Niom. Tylko jak będzie kolejny raz, to nie w tej chwili. Muszę odpocząć fizycznie i psychicznie.
Wczoraj się dowiedziałam, że w tym roku święta będą u mnie

. W zasadzie mi to pasuje, nie muszę targać się z całym majdanem pociągiem tam i z powrotem. Ale to pierwsze święta, jakie będą obchodzone w moim domu, więc mam trochę tremy. Nie uniknę generalnych porządków, oj nie

. No i już układam sobie w głowie, co trzeba będzie upichcić, ugotować, upiec itp.
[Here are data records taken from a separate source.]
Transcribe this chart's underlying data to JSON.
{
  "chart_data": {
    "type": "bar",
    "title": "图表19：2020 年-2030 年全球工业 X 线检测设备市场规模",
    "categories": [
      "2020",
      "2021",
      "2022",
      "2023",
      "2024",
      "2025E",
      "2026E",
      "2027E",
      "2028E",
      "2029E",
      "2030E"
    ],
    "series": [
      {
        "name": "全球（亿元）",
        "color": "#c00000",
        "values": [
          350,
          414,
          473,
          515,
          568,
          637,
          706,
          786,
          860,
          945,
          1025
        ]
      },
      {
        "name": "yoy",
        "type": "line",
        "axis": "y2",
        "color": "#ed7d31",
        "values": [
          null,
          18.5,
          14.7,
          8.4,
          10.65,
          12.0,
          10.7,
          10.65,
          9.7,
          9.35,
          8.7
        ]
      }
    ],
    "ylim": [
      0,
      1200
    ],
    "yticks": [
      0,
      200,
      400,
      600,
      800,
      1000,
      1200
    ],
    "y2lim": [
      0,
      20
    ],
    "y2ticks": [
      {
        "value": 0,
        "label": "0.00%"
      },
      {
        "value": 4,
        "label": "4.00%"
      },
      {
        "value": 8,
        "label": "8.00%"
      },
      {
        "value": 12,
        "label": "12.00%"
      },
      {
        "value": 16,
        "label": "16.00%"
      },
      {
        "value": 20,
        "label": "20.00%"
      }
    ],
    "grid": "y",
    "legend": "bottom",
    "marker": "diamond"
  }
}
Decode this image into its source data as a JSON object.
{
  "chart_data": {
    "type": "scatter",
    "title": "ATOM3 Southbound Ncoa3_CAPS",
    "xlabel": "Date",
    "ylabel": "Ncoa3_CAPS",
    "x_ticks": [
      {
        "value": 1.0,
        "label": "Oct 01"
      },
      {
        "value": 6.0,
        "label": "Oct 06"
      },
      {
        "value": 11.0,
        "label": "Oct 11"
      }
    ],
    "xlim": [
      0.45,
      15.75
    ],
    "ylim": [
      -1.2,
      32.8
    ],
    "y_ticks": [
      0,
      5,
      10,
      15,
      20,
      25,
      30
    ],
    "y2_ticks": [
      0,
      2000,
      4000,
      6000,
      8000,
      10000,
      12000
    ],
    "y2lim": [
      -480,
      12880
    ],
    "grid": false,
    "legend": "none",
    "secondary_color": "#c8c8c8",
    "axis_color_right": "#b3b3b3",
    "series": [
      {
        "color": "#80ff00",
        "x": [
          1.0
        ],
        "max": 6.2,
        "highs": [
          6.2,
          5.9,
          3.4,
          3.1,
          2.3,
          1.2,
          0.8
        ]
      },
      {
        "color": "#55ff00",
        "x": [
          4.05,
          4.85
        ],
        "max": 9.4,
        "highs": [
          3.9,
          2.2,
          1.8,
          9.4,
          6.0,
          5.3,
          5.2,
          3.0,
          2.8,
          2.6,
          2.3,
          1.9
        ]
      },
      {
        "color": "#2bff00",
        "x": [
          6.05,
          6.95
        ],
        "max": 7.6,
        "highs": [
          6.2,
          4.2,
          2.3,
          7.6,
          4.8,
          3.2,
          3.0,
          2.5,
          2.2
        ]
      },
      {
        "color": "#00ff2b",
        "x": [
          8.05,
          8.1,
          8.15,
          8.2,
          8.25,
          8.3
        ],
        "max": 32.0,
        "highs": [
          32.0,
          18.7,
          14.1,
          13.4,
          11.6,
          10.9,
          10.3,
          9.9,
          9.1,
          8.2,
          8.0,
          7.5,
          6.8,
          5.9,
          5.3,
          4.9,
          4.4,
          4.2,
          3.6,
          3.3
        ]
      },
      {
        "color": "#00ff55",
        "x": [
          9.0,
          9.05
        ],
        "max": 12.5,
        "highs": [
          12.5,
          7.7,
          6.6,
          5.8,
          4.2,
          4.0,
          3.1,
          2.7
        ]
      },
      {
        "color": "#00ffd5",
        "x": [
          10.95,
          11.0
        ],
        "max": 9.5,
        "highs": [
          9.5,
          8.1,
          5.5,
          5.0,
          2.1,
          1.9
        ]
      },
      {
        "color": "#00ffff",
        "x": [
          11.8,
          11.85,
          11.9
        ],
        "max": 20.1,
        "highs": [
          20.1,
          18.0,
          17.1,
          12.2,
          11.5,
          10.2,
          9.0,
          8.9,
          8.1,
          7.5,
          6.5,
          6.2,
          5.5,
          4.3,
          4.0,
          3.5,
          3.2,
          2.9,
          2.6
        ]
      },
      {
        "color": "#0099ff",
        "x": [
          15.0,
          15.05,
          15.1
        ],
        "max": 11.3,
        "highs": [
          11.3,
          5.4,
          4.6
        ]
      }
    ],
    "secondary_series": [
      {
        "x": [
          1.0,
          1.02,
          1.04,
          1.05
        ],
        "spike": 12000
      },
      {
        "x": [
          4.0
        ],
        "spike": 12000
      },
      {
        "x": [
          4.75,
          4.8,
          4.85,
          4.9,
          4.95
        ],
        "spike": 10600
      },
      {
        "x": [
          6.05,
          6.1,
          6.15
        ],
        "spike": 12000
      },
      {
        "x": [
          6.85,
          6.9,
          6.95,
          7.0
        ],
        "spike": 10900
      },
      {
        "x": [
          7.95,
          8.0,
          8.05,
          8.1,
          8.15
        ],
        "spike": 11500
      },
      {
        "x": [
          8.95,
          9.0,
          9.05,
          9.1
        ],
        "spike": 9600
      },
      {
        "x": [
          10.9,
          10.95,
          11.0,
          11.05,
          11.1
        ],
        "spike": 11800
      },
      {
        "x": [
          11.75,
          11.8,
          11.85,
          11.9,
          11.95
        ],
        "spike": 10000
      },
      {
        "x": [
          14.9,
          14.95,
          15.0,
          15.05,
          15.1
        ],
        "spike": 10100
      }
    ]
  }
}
Niby tylko 3 dni, a się człowiek narobi. No ale jak jadę na święta do rodziców, to i tak sporo rzeczy muszę przygotować. Teraz będzie tylko o tyle inaczej, że całe zamieszanie będzie u mnie. Ale nic to, przeżyjemy.
Kusi mnie, żeby upiec babkę drożdżową. Na razie tylko kusi, nieco się boję że może nie wyjść, bo ciasto drożdżowe lubi czasami nie wyjść. Pomyślę jeszcze, w ostateczności zawsze mogę zrobić zwykłą babkę, taką "biszkoptową", z bakaliami.
Koty będą miały wesoło!

Oby tylko żadna nie próbowała wykraść kiełbasy z koszyczka ze święconką - jak to się kiedyś zdarzyło Ofelii. Tzn. nie wykradła, ale próbowała. Małe z niej wtedy było kocię, jej pierwsza wielkanoc, więc nie dała rady wyciągnąć kiełbachy. Carmen by chyba nie próbowała wyciągać, wlazłaby do koszyka i pożerała na miejscu

. Trzeba będzie uważać.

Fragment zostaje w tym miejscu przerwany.